The demonstration against Putin's rule in Moscow last week was a case in point. Although it took place on a pleasant day, this dispirited assembly was a fraction of the size of those that were held in the dead of last winter when electoral fraud in parliamentary elections was, for some time, an emotive issue.
Now, as then, those in attendance had few points of common interest or agreement other than that they strongly disliked the current political arrangements.
Marching in the same parade but never really together were grim neo-fascists whose ideas about state powers are not so different from those of Hitler and Mussolini as well as old-style Leninists and a few hard line admirers of Stalin. There were also newer, gentler neo-communists, if you will, who hold views similar to most western European socialists.
Most telling of all, there were far fewer hip, educated middle class Russians out in the streets than there were during Russia's brief political awakening. This sushi-loving generation - for they probably love eating ridiculously pricey raw fish more than any other group in the world - undoubtedly still yearn for the day when Russia will have fair western-style elections and they will enjoy freedoms that are taken for granted in Sweden, Britain or Canada. But after a summer enjoying the good life at their dachas or as tourists flit-ting around the West, they are exhausted and talked out.
Should a leader finally emerge from this rag-tag band of mal-contents, the task of getting them to work together will be as impossible as herding cats. Nor are their numbers likely to grow any time soon.
Although Moscow has been regarded as the epicentre of the anti-Putin movement - and polling data from half a year ago indicates a majority of Muscovites did not vote for the president - the 15,000 or so marchers navigated streets last weekend that were totally empty of people except for a ridiculously large number of police. With more than 99 per cent of Moscow's 10 million residents getting on with life as if the protesters did not exist, it is difficult to fathom why Putin or anyone else in his government could possible fear them.

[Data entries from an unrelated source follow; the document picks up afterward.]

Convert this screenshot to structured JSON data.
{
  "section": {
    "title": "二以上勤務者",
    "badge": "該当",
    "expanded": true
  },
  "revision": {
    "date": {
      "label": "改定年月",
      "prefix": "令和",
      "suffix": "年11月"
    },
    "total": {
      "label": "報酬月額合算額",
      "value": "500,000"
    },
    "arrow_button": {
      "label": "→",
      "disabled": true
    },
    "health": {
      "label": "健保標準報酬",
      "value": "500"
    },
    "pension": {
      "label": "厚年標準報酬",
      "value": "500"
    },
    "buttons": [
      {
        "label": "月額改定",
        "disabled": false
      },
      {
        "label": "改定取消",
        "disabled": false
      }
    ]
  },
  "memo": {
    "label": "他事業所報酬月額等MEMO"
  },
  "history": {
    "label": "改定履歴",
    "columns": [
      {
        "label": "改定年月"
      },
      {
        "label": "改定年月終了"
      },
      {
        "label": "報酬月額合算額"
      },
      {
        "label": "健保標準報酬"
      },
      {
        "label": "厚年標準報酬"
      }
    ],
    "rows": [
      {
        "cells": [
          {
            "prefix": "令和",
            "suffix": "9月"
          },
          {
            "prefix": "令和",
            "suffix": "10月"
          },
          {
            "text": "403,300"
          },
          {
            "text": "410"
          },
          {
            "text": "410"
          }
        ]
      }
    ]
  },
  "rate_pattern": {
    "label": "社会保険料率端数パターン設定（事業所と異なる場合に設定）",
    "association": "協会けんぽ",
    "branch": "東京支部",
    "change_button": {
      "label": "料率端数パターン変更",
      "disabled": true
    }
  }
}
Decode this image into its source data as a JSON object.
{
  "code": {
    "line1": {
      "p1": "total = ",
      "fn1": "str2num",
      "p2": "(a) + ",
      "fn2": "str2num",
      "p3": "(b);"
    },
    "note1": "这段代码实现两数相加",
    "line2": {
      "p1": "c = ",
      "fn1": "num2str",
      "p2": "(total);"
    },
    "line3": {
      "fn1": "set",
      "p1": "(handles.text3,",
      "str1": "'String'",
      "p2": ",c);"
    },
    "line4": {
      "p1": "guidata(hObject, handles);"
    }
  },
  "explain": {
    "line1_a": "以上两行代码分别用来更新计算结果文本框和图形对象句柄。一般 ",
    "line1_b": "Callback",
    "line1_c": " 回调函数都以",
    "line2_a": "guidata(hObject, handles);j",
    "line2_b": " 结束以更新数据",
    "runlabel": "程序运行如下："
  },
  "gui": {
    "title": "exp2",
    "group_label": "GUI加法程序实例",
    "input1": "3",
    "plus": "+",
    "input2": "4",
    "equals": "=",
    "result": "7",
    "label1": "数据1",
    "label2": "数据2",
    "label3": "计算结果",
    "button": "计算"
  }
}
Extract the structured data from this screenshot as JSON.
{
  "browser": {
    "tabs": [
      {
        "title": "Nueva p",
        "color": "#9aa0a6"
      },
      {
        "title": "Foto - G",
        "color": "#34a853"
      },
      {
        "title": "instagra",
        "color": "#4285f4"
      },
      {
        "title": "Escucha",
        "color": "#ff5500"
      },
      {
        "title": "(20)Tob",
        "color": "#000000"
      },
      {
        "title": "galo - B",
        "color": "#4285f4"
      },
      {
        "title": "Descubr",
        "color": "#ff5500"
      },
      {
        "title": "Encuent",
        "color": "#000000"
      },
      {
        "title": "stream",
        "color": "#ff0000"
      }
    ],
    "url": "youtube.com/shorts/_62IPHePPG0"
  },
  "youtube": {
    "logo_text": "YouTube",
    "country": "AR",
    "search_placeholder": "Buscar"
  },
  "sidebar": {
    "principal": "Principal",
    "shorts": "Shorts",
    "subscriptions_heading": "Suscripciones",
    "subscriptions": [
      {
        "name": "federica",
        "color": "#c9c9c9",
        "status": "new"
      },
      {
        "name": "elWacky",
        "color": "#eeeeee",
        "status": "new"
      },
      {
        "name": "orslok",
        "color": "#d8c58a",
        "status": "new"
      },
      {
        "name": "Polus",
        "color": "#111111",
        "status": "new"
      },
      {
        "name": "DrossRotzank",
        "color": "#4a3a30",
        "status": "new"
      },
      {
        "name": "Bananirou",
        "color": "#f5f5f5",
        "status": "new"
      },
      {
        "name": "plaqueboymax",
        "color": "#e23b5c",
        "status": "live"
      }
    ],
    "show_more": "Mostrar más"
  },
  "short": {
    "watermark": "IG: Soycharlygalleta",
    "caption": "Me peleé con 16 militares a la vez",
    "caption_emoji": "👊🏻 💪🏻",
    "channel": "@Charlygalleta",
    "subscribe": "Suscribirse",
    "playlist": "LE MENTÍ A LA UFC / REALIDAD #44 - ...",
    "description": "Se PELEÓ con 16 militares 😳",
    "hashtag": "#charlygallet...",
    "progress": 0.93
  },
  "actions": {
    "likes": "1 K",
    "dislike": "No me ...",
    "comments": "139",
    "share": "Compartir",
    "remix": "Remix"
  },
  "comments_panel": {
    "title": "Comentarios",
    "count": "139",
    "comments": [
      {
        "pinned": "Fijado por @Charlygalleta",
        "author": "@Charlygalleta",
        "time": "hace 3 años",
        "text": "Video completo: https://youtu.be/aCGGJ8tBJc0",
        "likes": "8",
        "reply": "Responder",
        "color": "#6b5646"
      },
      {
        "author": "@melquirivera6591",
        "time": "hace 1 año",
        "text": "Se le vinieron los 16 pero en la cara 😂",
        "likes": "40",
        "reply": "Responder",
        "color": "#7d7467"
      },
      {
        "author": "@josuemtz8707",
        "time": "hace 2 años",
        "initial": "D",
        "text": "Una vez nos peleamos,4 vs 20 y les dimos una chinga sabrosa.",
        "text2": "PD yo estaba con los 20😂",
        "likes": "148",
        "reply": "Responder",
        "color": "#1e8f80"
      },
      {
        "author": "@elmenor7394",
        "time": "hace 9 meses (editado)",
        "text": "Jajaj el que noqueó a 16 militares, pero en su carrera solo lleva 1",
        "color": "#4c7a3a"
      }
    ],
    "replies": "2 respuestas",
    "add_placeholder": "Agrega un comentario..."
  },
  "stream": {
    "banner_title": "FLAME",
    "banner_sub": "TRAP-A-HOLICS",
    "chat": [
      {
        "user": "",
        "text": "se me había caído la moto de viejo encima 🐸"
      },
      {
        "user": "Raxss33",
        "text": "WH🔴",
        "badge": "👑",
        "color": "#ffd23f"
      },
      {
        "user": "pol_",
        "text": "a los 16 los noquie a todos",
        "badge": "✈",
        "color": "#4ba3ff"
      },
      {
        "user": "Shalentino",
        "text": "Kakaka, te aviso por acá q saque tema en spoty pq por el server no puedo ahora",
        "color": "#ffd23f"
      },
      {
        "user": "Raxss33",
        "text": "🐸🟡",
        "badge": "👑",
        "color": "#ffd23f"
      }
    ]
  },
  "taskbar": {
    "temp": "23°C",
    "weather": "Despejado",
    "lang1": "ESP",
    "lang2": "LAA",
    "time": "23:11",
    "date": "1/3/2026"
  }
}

Although there was no violence of any kind from any quarter last weekend, the over-the-top security presence and the new laws limiting public gatherings show the government is still afraid of those with different views.
However, none of this matters to the majority of Russians and especially those in the hinterlands. Whatever electoral misbehaviour there was in parliamentary and presidential elections last winter, they still gave Putin a rock-solid majority and another six years in power after 12 years as president and prime minister because they had little interest in the marchers' cause. As long as the oil and gas revenues keeps flowing, what Russians craved and still crave is stability.
There will inevitably be many more demonstrations. Some will be larger and more vocal. Foreigners and dissenters alike will probably get excited again. The government will probably overreact again, too. The contemporary Russian reality, however, is that little is likely to change for at least a few more years because many Russians like things as they are.